Ele desafia os SIE que o tiroteio alegado no seu comunicado para justificar a morte de Baciro Dabó ou de Hélder Proença não foi testemunhado por ninguém e que, de igual modo, ninguém se apercebeu de qualquer tentativa de assalto às instituições do Estado.

Para ele, entre os alegados implicados estão altas patentes militares que poderiam, se as eleições ocorressem a 28 de Junho e por escolha do Presidente eleito, “serem convidadas para a chefia do Estado-Maior General das Forças Armadas”.

Didinho considera essa hipótese válida, independentemente de serem militares fiéis ao falecido Presidente João Bernardo "Nino" Vieira. “É que esses militares, estão acima de Zamora Induta (actual chefe inteirno) na hierarquia das Forças Armadas da Guiné-Bissau”, disse.

Também a Organização não Governamental “Reencontro Africano para a Defesa dos Direitos Humanos (RADDHO)” exprimiu a sua estranheza por constatar que todas as pessoas procuradas são próximas ou de Nino Vieira ou do candidato presidencial Malam Bacai Sanhá do Partido Africano da Independência da Guiné e Cabo Verde (PAIGC, no poder).

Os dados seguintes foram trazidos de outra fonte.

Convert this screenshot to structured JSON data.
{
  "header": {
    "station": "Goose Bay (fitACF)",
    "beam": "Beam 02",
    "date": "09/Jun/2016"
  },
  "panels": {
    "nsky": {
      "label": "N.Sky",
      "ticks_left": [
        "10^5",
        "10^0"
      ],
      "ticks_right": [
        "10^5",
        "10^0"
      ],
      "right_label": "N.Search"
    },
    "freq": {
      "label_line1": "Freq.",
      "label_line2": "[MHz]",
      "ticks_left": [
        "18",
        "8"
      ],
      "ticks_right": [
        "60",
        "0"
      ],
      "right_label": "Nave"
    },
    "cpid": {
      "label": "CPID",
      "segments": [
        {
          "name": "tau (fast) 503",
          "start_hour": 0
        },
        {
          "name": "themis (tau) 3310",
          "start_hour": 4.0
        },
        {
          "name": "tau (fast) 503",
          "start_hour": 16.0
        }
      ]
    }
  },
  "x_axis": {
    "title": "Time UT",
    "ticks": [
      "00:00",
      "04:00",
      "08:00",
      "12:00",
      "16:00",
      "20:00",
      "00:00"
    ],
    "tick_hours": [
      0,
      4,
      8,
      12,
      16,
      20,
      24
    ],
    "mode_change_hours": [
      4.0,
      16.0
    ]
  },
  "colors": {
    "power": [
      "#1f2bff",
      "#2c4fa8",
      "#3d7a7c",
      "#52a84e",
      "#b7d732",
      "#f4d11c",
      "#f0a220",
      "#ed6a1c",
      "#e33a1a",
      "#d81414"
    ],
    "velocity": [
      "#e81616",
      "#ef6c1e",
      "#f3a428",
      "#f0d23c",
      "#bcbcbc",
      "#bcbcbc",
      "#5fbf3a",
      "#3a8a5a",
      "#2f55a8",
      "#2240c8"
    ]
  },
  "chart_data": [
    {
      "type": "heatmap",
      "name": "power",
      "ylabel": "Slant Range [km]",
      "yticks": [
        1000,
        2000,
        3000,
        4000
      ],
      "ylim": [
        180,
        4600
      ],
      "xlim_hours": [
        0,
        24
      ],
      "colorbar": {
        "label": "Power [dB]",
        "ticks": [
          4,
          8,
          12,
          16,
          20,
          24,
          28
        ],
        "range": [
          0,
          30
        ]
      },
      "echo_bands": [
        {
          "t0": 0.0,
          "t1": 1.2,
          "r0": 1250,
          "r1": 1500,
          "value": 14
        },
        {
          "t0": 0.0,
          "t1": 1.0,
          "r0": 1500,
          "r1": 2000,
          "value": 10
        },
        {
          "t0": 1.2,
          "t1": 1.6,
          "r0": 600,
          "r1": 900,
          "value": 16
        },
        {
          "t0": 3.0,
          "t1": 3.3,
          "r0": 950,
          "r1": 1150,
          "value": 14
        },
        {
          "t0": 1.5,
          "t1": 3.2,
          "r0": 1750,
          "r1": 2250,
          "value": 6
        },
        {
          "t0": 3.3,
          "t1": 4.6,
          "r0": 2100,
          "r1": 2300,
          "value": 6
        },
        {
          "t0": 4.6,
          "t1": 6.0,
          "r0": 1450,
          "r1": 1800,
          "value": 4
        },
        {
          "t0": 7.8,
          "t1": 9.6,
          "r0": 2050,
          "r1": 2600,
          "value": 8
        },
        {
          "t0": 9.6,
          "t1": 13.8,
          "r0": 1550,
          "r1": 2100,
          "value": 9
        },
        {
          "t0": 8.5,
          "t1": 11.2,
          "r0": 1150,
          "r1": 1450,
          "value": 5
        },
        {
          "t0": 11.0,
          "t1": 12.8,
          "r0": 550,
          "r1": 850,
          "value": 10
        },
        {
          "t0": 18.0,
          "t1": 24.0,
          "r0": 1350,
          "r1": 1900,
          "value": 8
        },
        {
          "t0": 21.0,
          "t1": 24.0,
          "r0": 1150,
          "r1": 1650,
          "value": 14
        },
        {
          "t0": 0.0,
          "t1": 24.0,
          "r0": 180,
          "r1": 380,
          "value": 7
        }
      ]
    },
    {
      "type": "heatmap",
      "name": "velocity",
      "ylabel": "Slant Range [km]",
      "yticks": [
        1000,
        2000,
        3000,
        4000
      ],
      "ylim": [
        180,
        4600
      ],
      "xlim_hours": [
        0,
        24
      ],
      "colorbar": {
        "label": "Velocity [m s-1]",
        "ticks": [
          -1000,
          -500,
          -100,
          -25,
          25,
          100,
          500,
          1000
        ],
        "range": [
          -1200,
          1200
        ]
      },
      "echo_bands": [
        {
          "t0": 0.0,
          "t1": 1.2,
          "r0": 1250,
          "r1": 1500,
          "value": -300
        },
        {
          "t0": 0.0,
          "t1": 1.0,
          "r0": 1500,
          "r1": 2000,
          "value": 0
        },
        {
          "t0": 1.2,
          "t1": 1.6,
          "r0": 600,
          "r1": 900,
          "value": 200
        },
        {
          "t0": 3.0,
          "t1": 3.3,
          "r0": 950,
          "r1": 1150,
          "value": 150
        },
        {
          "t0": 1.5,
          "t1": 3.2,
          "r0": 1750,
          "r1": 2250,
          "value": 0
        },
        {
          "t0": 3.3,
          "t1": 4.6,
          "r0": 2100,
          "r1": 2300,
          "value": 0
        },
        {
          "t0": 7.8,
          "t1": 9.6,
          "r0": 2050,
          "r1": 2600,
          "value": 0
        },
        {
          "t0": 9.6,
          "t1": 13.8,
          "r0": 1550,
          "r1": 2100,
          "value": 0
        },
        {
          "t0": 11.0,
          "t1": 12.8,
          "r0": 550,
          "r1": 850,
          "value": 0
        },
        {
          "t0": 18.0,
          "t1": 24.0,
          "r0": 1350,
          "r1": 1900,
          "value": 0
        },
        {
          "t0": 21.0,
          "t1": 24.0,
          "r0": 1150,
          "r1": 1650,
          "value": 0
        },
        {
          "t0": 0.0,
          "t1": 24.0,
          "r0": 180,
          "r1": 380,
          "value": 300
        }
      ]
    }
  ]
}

A RADDHO diz recear que a situação de medo e terror reinante na Guiné-Bissau não seja propícia para eleições credíveis a 28 de Junho de 2009, como marcado, porque “estão reunidos todos os ingredientes para somalizar a Guiné-Bissau”.

Por isso, recomenda à comunidade africana e internacional a reunir o mais rápido possível os responsáveis políticos, militares e da sociedade civil da Guiné-Bissau a fim de examinar as medidas mais apropriadas “para salvar este país do naufrágio”.